In an NY-ESO-1+ tumour cell, fragments of the NY-ESO-1 protein are processed into short peptides and loaded onto Class I HLA molecules for presentation at the cell surface. In an HLA-A*02:01+ individual, some NY-ESO-1 peptides will be presented in the context of HLA-A*02:01 for recognition by HLA-A*02:01-restricted T cells. The first NY‑ESO-1-specific T cells characterised in the lab were derived from human donors that were cancer survivors. The genetic sequence of TCRs derived from those and later experiments helped lay the groundwork for the field of TCR therapeutics.

In previous decades, isolation, sequencing and characterisation of DNA encoding a specific TCR was laborious and technically challenging. Using modern methods of cell sorting, next‑generation sequencing, artificial intelligence and synthetic biology, it is now feasible to isolate, analyse and engineer TCR sequences for commercial therapeutic purposes with much greater efficiency. Some examples of new products incorporating TCR and TCR-like technologies are below.

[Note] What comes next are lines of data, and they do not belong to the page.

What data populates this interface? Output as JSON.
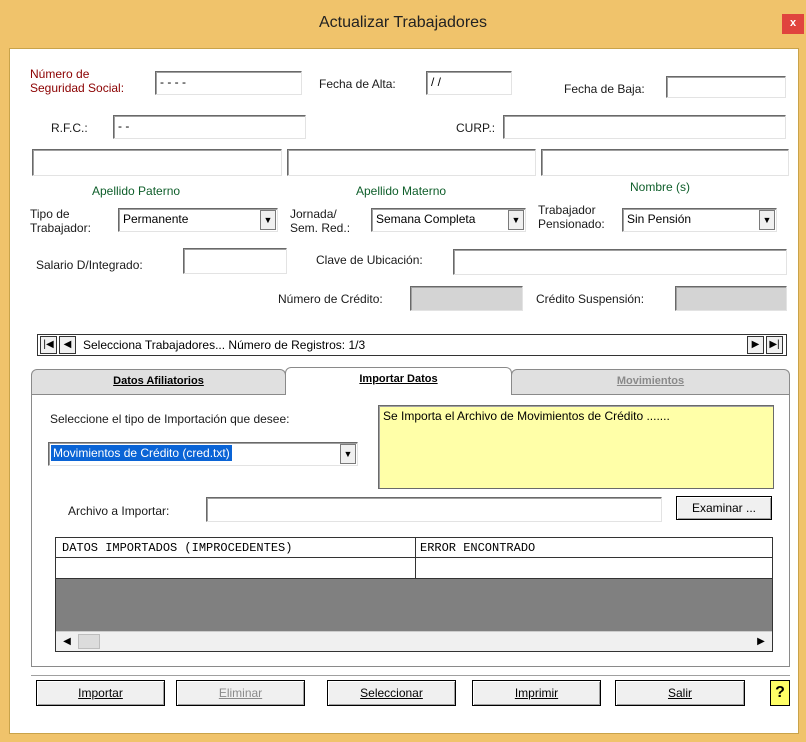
{
  "window": {
    "title": "Actualizar Trabajadores",
    "close_glyph": "x"
  },
  "form": {
    "nss_label_1": "Número de",
    "nss_label_2": "Seguridad Social:",
    "nss_value": " -  -  -  -",
    "fecha_alta_label": "Fecha de Alta:",
    "fecha_alta_value": "/ /",
    "fecha_baja_label": "Fecha de Baja:",
    "fecha_baja_value": "",
    "rfc_label": "R.F.C.:",
    "rfc_value": " -      -",
    "curp_label": "CURP.:",
    "curp_value": "",
    "apellido_paterno_value": "",
    "apellido_materno_value": "",
    "nombre_value": "",
    "apellido_paterno_label": "Apellido Paterno",
    "apellido_materno_label": "Apellido Materno",
    "nombre_label": "Nombre (s)",
    "tipo_trabajador_label_1": "Tipo de",
    "tipo_trabajador_label_2": "Trabajador:",
    "tipo_trabajador_value": "Permanente",
    "jornada_label_1": "Jornada/",
    "jornada_label_2": "Sem. Red.:",
    "jornada_value": "Semana Completa",
    "pensionado_label_1": "Trabajador",
    "pensionado_label_2": "Pensionado:",
    "pensionado_value": "Sin Pensión",
    "salario_label": "Salario D/Integrado:",
    "salario_value": "",
    "clave_ubicacion_label": "Clave de Ubicación:",
    "clave_ubicacion_value": "",
    "numero_credito_label": "Número de Crédito:",
    "credito_suspension_label": "Crédito Suspensión:"
  },
  "navbar": {
    "text": "Selecciona Trabajadores... Número de Registros:  1/3",
    "first_glyph": "|◀",
    "prev_glyph": "◀",
    "next_glyph": "▶",
    "last_glyph": "▶|"
  },
  "tabs": [
    {
      "label": "Datos Afiliatorios",
      "active": false
    },
    {
      "label": "Importar Datos",
      "active": true
    },
    {
      "label": "Movimientos",
      "active": false
    }
  ],
  "import": {
    "tipo_label": "Seleccione el tipo de Importación que desee:",
    "tipo_value": "Movimientos de Crédito (cred.txt)",
    "description": "Se Importa el Archivo de Movimientos de Crédito .......",
    "archivo_label": "Archivo a Importar:",
    "archivo_value": "",
    "examinar_label": "Examinar ..."
  },
  "grid": {
    "columns": [
      "DATOS IMPORTADOS (IMPROCEDENTES)",
      "ERROR ENCONTRADO"
    ]
  },
  "buttons": {
    "importar": "Importar",
    "eliminar": "Eliminar",
    "seleccionar": "Seleccionar",
    "imprimir": "Imprimir",
    "salir": "Salir",
    "help_glyph": "?"
  },
  "colors": {
    "frame": "#f0c36b",
    "label_red": "#8b0000",
    "label_green": "#0e5e2a",
    "description_bg": "#ffffa8",
    "selected_combo_bg": "#0a64d6"
  }
}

Soluble TCRs and TCR Mimics: In the natural context, TCRs are always expressed as transmembrane proteins incorporated into the plasma membrane of T cells. Using synthetic biology, it is possible to engineer soluble TCR molecules that are unattached to a cell, like monoclonal antibodies with respect to manufacturing and therapeutic use. With convergent technology, it is possible to engineer monoclonal antibodies that mimic the specificity of TCRs for tumour‑specific pHLA targets. These biologics can be functionalized with the same array of immunotoxins, radiological agents, and immune effectors currently deployed as monoclonal antibody therapeutics.1

TCR-based T-cell engagers: Among the many options for functionalisation of soluble tumour-binding agents, an especially promising approach is to link the tumour-binding agent to a second domain that binds to and activates T cells irrespective of a T cell’s original specificity. This approach allows in vivo redirection of T-cell responses, causing local T cells to attack a tumour expressing target pHLA.2

TCR-engineered Immune Effector Cells: Like CAR T cells, T cells may be engineered to express artificial TCRs directed to a target tumour pHLA. The potential for this category of immune effectors to treat cancer is a wide-open prospect, and can engage the same range of technologies as is being applied in the CAR field. These include complex logic‑gated control of effector cell activity, involvement of multiple effector cell types, and in vivo gene transfer to bypass ex vivo manufacturing steps.3

Conclusion

Human evolution has developed an elegant system that allows HLA presentation to open a ‘window into the cell’ and enable very precise immune monitoring of cellular health and disease states. As new higher‑throughput methods of discovery and biologic drug development come online, we can expect TCR-based therapeutics to play an important role in the treatment of cancer and other diseases in the coming years. 

About the author

Daniel Kavanagh, PhD, RAC
Senior Scientific Advisor, Gene Therapies, Vaccines and Biologics at WCG

Dr Kavanagh engages with sponsors, CROs and research institutions on topics related to human gene transfer research. Previously, as a member of the faculty at Harvard Medical School, Dr Kavanagh was engaged in preclinical and clinical development of cellular immunotherapy and products.

References

  1. Robinson R, McMurran C, McCully M, Cole D. Engineering soluble T-cell receptors for therapy. The FEBS Journal 288:6159–6173 (2021).
  2. Froning K, Sereno A, Huang F, Demarest S. Generalizable design parameters for soluble T cell receptor-based T cell engagers. Journal for ImmunoTherapy of Cancer 10:e004281 (2022).
  3. Schafer P, Kelly L, Hoyos V. Cancer Therapy With TCR‑Engineered T Cells. Frontiers in Immunol, Mar 3:13:835762 (2022).